In his younger years, Bell said, writing was something he thought of as “play.”
“I always wrote from as early as I can remember,” Bell said. “Just playing around. My cousins and I would write plays and act them out, but I always felt like it was just, you know, playtime.”
Bell says he credits some of his teachers from Terre Haute with supporting his writing efforts.
When he was a student at Meadows Elementary, Bell said his teacher Mary Jo Wilson was very supportive.
“I often felt sort of strange about all this sort of writing, and she just made me feel very comfortable, she gave me free time to sort of do whatever I wanted in class,” he said.
“And then at [Terre Haute] North, Katherine Utley was just a great teacher for me, she was so good. She made us look closely at poems I wouldn’t otherwise have looked at at all. I still remember her teaching us Thanatopsis by William Cullen Bryant. That poem has been special to me ever since,” he said.
Bell also named Indiana State University professors Pete Carino and Matt Brennan, who he met when he was studying English Literature there, as significant teachers in his life.
In addition to his teachers, Bell credits the support of his parents and his grandmother, Evelyn Bell. His father, Frank Bell, is a retired ISU professor now living in Marshall, Ill.
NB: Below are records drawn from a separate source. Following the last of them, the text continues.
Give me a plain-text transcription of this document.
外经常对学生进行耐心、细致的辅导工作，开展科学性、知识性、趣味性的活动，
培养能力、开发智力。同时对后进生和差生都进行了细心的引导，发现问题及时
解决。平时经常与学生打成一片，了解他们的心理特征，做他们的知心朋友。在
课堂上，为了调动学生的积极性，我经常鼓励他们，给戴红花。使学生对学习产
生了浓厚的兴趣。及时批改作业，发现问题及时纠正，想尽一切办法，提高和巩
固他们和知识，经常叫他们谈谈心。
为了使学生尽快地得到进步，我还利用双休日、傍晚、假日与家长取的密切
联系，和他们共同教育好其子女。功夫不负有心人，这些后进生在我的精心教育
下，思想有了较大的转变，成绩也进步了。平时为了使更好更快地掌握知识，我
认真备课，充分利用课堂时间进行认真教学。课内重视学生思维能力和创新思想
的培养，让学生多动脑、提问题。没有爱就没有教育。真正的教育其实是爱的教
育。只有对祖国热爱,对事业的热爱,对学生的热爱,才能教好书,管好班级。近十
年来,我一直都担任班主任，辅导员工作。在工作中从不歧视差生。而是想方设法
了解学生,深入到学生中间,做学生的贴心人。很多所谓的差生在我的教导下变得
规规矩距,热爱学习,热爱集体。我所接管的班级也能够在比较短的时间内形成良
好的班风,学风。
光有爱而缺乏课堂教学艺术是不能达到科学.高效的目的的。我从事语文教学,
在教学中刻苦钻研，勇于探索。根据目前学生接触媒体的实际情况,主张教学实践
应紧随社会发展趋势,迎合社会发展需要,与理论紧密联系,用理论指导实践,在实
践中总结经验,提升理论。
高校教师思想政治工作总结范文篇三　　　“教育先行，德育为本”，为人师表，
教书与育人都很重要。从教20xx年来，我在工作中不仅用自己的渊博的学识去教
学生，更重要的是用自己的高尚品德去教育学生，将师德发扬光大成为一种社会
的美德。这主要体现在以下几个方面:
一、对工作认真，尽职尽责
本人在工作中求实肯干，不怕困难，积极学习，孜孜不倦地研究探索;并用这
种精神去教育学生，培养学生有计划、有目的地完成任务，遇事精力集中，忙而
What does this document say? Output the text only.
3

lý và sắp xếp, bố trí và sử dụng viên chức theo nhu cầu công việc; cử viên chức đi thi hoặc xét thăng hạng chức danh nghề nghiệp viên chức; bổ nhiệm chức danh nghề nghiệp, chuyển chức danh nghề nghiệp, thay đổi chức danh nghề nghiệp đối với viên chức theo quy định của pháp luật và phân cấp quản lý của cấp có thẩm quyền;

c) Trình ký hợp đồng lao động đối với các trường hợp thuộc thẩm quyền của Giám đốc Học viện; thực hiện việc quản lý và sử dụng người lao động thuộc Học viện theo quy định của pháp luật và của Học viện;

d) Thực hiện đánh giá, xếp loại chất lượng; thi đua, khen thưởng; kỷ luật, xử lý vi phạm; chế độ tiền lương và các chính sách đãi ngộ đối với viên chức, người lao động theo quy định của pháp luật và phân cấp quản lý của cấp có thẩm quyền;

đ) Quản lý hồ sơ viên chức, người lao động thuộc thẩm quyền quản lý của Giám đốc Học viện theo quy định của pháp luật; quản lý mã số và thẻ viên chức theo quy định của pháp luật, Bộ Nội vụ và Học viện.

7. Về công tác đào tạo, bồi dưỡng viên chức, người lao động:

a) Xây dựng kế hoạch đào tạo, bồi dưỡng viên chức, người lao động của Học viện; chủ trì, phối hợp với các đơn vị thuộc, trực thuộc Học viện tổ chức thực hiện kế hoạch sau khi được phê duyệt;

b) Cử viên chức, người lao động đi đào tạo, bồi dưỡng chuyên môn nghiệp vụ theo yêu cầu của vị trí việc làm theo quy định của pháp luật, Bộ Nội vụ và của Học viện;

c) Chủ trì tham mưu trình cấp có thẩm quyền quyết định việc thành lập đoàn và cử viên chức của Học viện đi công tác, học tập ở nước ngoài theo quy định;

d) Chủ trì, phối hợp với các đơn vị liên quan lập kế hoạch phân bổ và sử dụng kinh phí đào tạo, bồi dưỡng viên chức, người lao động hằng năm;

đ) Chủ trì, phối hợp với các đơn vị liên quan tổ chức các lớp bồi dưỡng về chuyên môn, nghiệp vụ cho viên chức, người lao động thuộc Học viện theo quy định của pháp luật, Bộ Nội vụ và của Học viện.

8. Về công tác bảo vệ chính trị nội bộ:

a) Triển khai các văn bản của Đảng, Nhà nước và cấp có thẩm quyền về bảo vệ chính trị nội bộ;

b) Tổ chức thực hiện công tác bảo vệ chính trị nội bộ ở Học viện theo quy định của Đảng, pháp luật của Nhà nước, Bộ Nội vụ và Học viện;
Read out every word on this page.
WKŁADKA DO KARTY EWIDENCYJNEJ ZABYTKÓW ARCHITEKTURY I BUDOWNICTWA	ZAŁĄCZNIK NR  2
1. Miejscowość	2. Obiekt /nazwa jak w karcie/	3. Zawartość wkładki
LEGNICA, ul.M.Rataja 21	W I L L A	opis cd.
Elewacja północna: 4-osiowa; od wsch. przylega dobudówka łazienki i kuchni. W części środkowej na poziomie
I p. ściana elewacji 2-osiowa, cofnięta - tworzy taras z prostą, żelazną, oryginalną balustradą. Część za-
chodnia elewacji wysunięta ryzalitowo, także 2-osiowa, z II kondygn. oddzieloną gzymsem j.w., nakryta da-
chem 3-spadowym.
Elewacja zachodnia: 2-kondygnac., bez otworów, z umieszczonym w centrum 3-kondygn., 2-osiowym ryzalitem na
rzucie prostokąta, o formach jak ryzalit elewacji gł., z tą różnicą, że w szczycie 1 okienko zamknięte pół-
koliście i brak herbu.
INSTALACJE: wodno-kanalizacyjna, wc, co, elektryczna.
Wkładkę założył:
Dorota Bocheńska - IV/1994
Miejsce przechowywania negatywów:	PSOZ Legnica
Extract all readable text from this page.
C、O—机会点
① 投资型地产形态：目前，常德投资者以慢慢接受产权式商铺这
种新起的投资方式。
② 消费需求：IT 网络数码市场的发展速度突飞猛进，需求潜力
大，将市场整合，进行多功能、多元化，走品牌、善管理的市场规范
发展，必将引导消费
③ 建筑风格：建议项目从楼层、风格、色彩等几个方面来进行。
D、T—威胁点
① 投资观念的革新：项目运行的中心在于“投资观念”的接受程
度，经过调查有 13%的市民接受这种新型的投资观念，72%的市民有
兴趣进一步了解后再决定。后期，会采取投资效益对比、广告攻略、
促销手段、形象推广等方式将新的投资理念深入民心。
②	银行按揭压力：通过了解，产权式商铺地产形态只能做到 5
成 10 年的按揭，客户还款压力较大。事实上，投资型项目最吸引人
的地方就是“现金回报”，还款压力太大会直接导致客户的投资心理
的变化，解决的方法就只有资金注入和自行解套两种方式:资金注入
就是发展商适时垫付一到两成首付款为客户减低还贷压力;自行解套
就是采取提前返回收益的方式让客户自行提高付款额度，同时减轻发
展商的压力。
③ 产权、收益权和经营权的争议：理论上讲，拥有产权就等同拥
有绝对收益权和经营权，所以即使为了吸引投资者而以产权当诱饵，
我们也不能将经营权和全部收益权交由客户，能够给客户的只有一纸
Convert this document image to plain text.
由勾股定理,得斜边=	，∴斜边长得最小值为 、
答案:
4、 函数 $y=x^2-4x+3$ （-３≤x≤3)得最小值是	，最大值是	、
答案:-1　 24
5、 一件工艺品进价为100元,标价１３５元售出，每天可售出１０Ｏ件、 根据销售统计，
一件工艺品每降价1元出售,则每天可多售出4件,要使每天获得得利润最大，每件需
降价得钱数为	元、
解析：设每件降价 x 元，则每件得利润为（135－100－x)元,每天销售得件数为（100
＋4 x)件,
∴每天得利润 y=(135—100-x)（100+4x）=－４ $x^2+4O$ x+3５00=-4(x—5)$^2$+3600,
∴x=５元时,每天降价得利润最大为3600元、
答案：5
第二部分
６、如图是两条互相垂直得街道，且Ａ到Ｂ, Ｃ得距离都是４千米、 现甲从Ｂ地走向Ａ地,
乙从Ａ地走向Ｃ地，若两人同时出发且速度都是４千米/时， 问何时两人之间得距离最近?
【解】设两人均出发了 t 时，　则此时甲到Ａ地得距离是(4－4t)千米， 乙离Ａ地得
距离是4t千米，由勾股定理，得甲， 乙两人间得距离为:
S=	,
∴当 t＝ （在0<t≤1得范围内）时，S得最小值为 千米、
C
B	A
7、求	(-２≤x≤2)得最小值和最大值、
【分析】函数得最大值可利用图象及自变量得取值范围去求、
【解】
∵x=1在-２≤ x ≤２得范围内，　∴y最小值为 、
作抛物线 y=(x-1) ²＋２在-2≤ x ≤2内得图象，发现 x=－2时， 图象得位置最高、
His mother, Marilyn Bell, taught at Woodrow Wilson for more than 25 years, and lives in Terre Haute.
“My parents were really supportive,” he said. “They read to me all the time. Grandma had Shakespeare memorized, and she’d teach me passages,” he said.
Bell, who was an only child, said when he was young, he wanted to make movies and write movie scripts. He spent a lot of time at The Meadows shopping center movie theater as a kid, Bell said.
“That was on my walk back and forth to school,” he said, “My grandmother would always take me to movies constantly, and for some reason I equate sort of the silence of the movie theater and that good feeling with sitting quietly and writing poems.
“A lot of my poems, I think, have to do with movies; not particularly good movies, you know, trash, frivolous stuff, but for some reason it’s very inspiring to me,” he said.
The self-avowed movie buff said he still relies on movies for inspiration. Living in New York City gives him access to every kind of movie.
“I spend way too much money [on movies],” he said with a laugh.
“Most writing is just a response to other writing,” Bell added, “Or TV or movies or music.”
His favorite poem is Frank O’Hara’s “To the Harbormaster,” he said.
As for his own poetry, Bell said, “Your favorite poem is always the one you just wrote.”
Before accepting the position at Columbia University last fall, Bell said, he taught at various other places, including the University of Alabama and the University of Wisconsin.
In the long-run, he said he intends to continue teaching, and said he might like to return to the general area of the Midwest. He is currently working on a second book of poetry.
Bell said although he doesn’t expect to get rich off of writing poetry, he will continue to teach because he feels it is necessary to teach.
“If I didn’t teach, I would know what I think about poetry,” he said. “Teaching and writing have a symbiotic relationship.”
“Even when you’re lecturing about other people’s poems, you’re teaching sort of secretly about your own,” he added. “Oftentimes I leave a good class feeling really charged up and I want to get home and write.”
The “supernatural” element of writing is something that Bell says makes him worry sometimes that he will run out of poems.
“A lot of poets tend to teach what they think about their own poetry, but I get superstitious about it,” he said.
“I think of a favorite couple of my poems, and I feel like I fell accidentally into this voice, and every time I sit down to write I think I could just fall as easily out of it,” he said.
“It does seem like magic sometimes,” he said.